Beksa, jak na swoje sześć lat był wyjątkowo malutki i chudziutki. Jego blond włosy i niebieskie oczy sprawiały dodatkowo wrażenie, że jest chłopcem miłym, ale pewnie słabym. Tak własnie myśleli wszyscy nowopoznani koledzy. I tu się bardzo, baaardzo mylili! Beksa był zwinny i niezwykle szybki, przecież trenował biegi. Zanim któryś z chłopakow wsiadł na rower- Beksa już po wyznaczonym odcinku przejechał. Bardzo lubił grę w piłkę i nadawał się do tego znakomicie. Nigdy nie stawał na bramce, ale biegał w ataku.
Koledzy z podwórka lubili go, chociaż było dwóch takich, którzy często mu dokuczali- Pękota i Mamot. Beksa nie wiedział, czy to były ich nazwiska, czy przezwiska. Wszystko jedno. Oni byli kolegami, z którymi dochodziło do kosmicznych bitew. Pękota był o głowę wyższy od Beksy, miał czarne włosy i jeszcze czarniejsze oczy. Jego uszy dość pokaźnych rozmiarów wystawały spod czerwonej czapki, z którą nigdy się nie rozstawał. Ona była, jak hełm ochronny Pękoty. Czapka dodawała mu powagi i odwagi. Mamot z kolei był dwa razy tak gruby, jak Beksa.
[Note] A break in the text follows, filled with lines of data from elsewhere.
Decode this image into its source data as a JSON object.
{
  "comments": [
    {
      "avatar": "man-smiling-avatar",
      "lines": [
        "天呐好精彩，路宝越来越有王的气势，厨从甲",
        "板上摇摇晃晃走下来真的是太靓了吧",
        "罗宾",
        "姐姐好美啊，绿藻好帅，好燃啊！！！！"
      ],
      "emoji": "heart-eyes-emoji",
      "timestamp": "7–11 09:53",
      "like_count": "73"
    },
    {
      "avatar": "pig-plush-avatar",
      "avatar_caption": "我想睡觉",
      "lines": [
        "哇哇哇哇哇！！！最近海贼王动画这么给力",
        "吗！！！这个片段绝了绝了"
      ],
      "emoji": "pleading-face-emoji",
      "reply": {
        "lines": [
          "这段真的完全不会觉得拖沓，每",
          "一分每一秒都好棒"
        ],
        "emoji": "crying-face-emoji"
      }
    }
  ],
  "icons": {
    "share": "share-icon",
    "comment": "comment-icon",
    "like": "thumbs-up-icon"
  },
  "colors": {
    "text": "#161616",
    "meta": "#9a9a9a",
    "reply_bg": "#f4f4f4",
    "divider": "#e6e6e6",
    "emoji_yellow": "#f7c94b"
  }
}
Miał okrągłą, wykropkowaną piegami buzię i rudą czuprynę kręconych włosów.
Od czasu do czasu Pękota i Mamot musieli zdenerwować Beksę. Ich złośliwości, jak np. ukrycie Beksie roweru, albo wypicie truskawkowego napoju, który Beksa dostawał od Mamuli były denerwujące- kosmicznie denerwujace!
Beksa długo myślał, jak tu pokonać tych łobuziaków. Wreszcie wymyślił plan. Najpierw wysmarował swój rower kremem Mamuli- takim bardzo tłustym, chyba do twarzy (dobrze, że mama Ula, czyli Mamula tego nie widziała). Do butelki truskawkowego napoju nasypał soli i pieprzu. Tak przygotowany czekał na chłopaków-rozrabiaków. Wszystko potoczyło się błyskawicznie.
Przybiegł Pękota i porwał rower Beksy. Jego ręce niemiło lepiły się od tłustego kremu, więc rzucił rower, wyrwał z rąk Mamota butelkę pysznego napoju (Mamot już wcześniej zaopiekował się własnością Beksy) i pociągnął dłuuugi łyk. Mamot nie zdążył posmakować zawartości butelki i był zdziwiony, dlaczego Pękota postawił oczy w słup, albo dwa słupy? Ten okropnie ostro- słony napój gulgotał głośno w brzuchu Pękoty i domagał się natychmiastowego jego opuszczenia.
Pękota z zaciśniętymi zębami, ale nie ze wszystkimi, bo cztery mleczaki mu wypadły a nowe nie urosły- pobiegł do domu. Mamot stał, jakby połknąl kij i nie wiedział, co ma zrobić. Sam bez Pękoty nie był, ani taki odważny, ani taki mądry. Patrzył niepewnie, jak Beksa podniósł butelkę z resztką wspaniałego napoju, przytknął go do nosa Mamota i zapytał niewinnie- może chcesz jeszcze ostrej truskawy?